Awakening the Value of Audience
Audience addressability has always been central to how publishers demonstrate their value to ad buyers and, as a result, it’s critical to how they protect their revenue streams. However, there are dramatic changes currently taking place within the publishing industry and beyond, which challenge the established foundations of online advertising.
These changes are being fuelled by a combination of evolving technologies and growing restrictions set by both governments and regulatory bodies, as well device and browser makers. Europe’s General Data Protection Regulation (GDPR) has redefined what is permissible for data-driven targeting and how publishers are able to collect that data, for example.
This situation is compounded by the fact that the industry is being forced, due to ongoing restrictions across browsers, to move away from what has been the mainstay of user tracking, as well as critical processes like targeting and measurement, within the digital ad ecosystem – the third-party cookie.
On top of this, Apple’s announcement that apps on devices with iOS 14 will have to get explicit user consent in order to use its Identifier For Advertisers (IDFA) beginning early 2021, has some believing that all mobile advertising IDs (MAID) may be heading in the same direction.
It is vital that marketers and advertisers still maintain data-driven activation with publishers to drive meaningful consumer journeys, to ensure that readers still benefit from a customised ad experience. While the continued deprecation of third-party cookies and increasing restrictions to mobile ad IDs could be seen as an insurmountable obstacle, in reality it's an opportunity to build deeper relationships with individuals cantered on trust.
Ad buyers want – indeed need – to target consumers based on known attributes, supplied actively and with permission. Not data that has been gleaned from inferred fragments. The good news for publishers is that marketers and advertisers are often willing to pay a premium to reach that real, known person – we just need to look at the current situation where addressable inventory on Chrome sells at a much higher rate than unaddressable inventory across Safari and Firefox.
However, they need to look closely at how they unlock the value of their audiences to get the data they need. By acquiring and utilising first-party audience data, publishers can open up the opportunity for enhanced people-based marketing, which will ultimately bring them closer to their advertisers.
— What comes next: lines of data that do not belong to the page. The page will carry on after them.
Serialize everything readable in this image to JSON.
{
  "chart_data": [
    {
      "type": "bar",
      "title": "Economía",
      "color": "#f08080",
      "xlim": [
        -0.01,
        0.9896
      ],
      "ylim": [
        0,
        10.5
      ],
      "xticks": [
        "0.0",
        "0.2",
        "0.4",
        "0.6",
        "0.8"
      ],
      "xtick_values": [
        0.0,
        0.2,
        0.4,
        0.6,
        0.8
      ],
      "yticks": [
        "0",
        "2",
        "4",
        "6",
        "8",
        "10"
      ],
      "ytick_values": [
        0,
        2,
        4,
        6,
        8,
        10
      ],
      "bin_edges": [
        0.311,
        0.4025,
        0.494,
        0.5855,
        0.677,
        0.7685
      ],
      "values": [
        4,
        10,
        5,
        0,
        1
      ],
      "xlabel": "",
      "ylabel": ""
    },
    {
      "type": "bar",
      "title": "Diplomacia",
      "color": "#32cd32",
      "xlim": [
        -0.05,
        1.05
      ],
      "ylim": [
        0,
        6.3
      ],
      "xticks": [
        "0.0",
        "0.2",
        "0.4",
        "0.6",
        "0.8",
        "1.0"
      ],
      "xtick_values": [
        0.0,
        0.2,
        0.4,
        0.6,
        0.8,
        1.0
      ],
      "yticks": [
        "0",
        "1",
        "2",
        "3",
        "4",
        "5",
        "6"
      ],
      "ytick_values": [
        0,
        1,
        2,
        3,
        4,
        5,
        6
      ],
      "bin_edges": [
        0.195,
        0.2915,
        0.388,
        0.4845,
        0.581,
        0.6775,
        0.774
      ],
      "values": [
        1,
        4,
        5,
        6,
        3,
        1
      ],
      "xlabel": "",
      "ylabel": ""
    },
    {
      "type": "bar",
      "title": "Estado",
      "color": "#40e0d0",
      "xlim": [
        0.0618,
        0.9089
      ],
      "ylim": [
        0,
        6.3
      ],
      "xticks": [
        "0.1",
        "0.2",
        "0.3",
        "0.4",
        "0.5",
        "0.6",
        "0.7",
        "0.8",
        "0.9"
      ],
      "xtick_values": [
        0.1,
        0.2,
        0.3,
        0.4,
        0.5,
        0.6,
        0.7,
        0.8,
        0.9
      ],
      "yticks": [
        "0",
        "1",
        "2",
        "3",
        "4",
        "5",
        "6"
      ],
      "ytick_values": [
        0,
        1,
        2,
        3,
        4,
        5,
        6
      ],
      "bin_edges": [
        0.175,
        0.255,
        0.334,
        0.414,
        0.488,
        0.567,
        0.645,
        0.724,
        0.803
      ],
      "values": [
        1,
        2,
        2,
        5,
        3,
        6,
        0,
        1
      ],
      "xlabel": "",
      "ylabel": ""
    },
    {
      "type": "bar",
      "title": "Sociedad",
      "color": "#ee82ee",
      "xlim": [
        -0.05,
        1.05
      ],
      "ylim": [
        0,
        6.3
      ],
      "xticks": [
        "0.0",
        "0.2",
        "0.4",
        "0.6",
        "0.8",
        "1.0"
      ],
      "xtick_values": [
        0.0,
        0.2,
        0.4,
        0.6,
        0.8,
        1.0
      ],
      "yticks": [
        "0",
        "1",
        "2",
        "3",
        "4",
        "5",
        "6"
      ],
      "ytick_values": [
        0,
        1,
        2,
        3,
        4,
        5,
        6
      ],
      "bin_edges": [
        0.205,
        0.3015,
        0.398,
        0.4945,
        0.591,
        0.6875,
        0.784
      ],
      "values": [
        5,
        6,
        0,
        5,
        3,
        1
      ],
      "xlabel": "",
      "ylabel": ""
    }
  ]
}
Publishers have a range of different communication tools and engagement models, including newsletters, social log-ins, premium subscriptions or offerings, content walls, and gated services. In fact, many publishers have been successfully building known-audience bases through their subscription models for years.
Those publishers are now in prime position to capitalise on advertisers’ requirements by connecting the consumers they’ve nurtured to the advertisers looking to connect with them.
However, there is still more that can be done, and many publishers are only just realising the importance of first-party data. For those looking to invest in creating effective engagement strategies, the key is a favourable value exchange, the foundations of which lie in two key areas:
1. Creating great customer experiences with high-quality and relevant content
Quality and relevance have always been the cornerstone of good publishing and should continue to be. On one hand, publishers provide the quality content and experiences consumers actively seek, and on the other, consumers express their interest in engagement through authentication. Thus, effective strategies for authentication can often be the conduit for expressing the value exchange that forms the basis of trusted first-party relationships.
2. Building on trust through data security and protections
Developing trust with customers is about remembering that they are entrusting their data to you, which means giving them more transparency, choice, control and understanding over how their data is used and for what purpose.
To support this, publishers need to ensure they have a data management solution that puts privacy first and offers a deep commitment to data governance. The ability to provide end-to-end encryption should be considered essential for any solution handling people-based identifiers.
It’s important for publishers to remember that identifying the right balance between the engagement model and the value proposition can be challenging. There is no one-size-fits-all answer, and every publication’s audience is unique, this means that testing various authentication strategies over time is imperative.
To ensure they are well positioned to protect and build their revenue in the post-cookie publishing arena, publishers need to realise the value of their consumer relationships and put creating an authenticated user base at the centre of their development plans.